Mix together the flour and salt in a mixing bowl, then drizzle the coconut oil to form crumbs. Quickly add the olive oil by tablespoonful until the mix is pebbly. Mix 2 tablespoons of water and the apple cider vinegar in a different bowl and add to the flour mix with a wooden spoon to stir. Add more ice water as needed, 1 tablespoon at a time, until you can make the mixture into a ball. It’s okay to use your hands for this, just be careful to not overmix.

Press the dough into a disk about 1 inch thick and place between two 14-inch-long pieces of wax (or parchment) paper. Use a rolling pin to uniformly flatten it to about ¼ inch thick. Refrigerate for a bit while you make the filling, then press the crust into a 9-inch pie plate. Preheat the oven to 350 degrees Fahrenheit.

Filling:

  • 3 cups (2 cans) canned pumpkin or other sweet winter squash
  • ½ cup pure maple syrup
  • ½ cup nondairy milk
  • 4 teaspoons canola oil (I use grapeseed or sunflower)
  • 2 tablespoons cornstarch
  • 1 teaspoon agar powder
  • 1 teaspoon ground cinnamon
  • 1 teaspoon ground ginger
  • ¼ teaspoon ground nutmeg
  • Pinch of ground gloves
  • ½ teaspoon salt

In a blender, pulse together the ingredients, then pour the mix into the prepared pie dish and bake at 350 degrees Fahrenheit for 60 to 65 minutes.
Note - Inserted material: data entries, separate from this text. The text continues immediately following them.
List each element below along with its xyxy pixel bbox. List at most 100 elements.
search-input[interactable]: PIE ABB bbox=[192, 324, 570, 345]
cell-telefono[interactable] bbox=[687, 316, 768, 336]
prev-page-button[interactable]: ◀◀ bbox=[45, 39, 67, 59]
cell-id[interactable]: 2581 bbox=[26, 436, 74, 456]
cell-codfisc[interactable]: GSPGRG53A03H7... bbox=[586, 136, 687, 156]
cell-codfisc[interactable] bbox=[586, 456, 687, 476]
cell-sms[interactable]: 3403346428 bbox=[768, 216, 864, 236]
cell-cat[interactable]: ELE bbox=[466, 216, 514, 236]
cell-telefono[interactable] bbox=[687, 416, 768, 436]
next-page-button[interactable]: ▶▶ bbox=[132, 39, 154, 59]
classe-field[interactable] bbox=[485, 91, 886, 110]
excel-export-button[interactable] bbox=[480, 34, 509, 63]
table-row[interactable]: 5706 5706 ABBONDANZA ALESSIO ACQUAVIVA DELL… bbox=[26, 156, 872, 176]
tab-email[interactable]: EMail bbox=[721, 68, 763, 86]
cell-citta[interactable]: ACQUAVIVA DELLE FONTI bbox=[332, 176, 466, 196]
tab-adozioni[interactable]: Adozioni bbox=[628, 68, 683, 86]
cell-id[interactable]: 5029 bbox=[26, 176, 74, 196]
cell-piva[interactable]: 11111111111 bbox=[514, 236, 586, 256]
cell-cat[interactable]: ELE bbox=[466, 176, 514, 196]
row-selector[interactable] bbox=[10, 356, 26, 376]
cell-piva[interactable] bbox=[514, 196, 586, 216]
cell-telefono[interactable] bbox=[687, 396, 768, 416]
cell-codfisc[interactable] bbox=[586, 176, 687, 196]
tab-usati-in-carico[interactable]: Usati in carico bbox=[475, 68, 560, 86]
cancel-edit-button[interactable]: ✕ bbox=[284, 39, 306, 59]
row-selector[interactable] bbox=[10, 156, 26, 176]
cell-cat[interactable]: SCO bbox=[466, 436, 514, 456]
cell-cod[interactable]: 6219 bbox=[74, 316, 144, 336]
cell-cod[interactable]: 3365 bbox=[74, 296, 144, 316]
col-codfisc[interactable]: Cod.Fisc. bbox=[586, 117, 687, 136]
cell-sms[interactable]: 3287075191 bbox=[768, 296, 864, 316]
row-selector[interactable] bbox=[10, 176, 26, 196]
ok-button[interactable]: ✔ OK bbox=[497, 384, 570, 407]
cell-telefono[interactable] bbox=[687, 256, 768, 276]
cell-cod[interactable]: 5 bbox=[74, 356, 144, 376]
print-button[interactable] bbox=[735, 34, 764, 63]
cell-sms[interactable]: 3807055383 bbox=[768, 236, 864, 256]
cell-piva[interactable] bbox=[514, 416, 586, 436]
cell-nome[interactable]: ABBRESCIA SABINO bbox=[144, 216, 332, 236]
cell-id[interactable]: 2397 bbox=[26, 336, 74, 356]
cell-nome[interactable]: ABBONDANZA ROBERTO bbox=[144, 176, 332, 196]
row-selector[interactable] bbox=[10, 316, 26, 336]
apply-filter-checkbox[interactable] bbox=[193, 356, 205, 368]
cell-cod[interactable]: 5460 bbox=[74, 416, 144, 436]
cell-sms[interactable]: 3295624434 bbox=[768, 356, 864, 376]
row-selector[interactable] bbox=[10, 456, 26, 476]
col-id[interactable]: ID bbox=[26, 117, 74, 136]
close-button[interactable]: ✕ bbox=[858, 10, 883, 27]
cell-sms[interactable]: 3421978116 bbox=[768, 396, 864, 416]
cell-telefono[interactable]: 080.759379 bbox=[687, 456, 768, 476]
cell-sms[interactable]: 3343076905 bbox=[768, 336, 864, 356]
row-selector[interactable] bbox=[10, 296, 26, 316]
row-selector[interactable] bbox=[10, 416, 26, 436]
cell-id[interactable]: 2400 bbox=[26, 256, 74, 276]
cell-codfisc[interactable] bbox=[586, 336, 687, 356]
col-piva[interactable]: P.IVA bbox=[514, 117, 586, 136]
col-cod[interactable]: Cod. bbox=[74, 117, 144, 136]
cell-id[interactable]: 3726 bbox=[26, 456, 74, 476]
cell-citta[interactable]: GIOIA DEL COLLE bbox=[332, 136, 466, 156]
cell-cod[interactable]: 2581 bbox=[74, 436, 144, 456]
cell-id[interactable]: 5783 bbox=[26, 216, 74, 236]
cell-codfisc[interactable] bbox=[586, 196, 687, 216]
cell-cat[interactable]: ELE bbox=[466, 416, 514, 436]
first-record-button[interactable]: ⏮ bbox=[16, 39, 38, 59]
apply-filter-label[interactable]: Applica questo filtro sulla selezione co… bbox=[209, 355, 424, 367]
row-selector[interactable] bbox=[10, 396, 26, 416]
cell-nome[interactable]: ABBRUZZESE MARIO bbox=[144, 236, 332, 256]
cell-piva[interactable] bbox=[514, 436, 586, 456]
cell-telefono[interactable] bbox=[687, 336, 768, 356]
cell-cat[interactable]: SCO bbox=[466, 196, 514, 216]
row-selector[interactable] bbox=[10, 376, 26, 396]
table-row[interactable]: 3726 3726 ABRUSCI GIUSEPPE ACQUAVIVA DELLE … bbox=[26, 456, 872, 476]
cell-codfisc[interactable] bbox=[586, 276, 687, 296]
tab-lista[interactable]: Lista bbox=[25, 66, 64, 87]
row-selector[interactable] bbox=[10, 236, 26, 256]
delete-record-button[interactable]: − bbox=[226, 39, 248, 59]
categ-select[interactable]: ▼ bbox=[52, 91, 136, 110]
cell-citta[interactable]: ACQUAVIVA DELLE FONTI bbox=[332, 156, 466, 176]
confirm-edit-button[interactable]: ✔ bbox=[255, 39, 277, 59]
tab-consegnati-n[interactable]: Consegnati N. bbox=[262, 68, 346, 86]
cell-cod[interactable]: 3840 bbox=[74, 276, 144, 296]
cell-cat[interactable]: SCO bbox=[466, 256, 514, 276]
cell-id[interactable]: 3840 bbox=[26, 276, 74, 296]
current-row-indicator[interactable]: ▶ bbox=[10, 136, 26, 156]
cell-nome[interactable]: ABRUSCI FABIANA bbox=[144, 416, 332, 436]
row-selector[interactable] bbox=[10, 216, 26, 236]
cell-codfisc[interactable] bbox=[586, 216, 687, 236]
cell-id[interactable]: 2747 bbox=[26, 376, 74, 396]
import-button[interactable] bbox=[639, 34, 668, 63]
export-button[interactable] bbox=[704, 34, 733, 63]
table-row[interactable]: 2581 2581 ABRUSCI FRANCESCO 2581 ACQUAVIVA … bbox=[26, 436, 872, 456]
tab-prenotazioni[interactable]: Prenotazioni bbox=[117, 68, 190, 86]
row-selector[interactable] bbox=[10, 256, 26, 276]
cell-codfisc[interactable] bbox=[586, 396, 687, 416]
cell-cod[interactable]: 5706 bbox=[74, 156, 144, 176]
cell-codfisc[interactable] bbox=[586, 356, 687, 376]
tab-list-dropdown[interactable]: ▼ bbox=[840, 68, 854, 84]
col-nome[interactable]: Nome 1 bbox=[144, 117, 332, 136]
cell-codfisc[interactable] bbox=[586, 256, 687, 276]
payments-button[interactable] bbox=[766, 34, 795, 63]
Check partway through to make sure the crust isn’t browning too much; if it is, apply a crust protector. Cool for 30 minutes and then refrigerate for 4 hours before serving, which allow it to firm. I didn’t have agar powder, so I tried to use guar gum. I may have not used the correct amount, since it came out a bit gooey.


What are your favorite vegan twists on traditional holiday foods?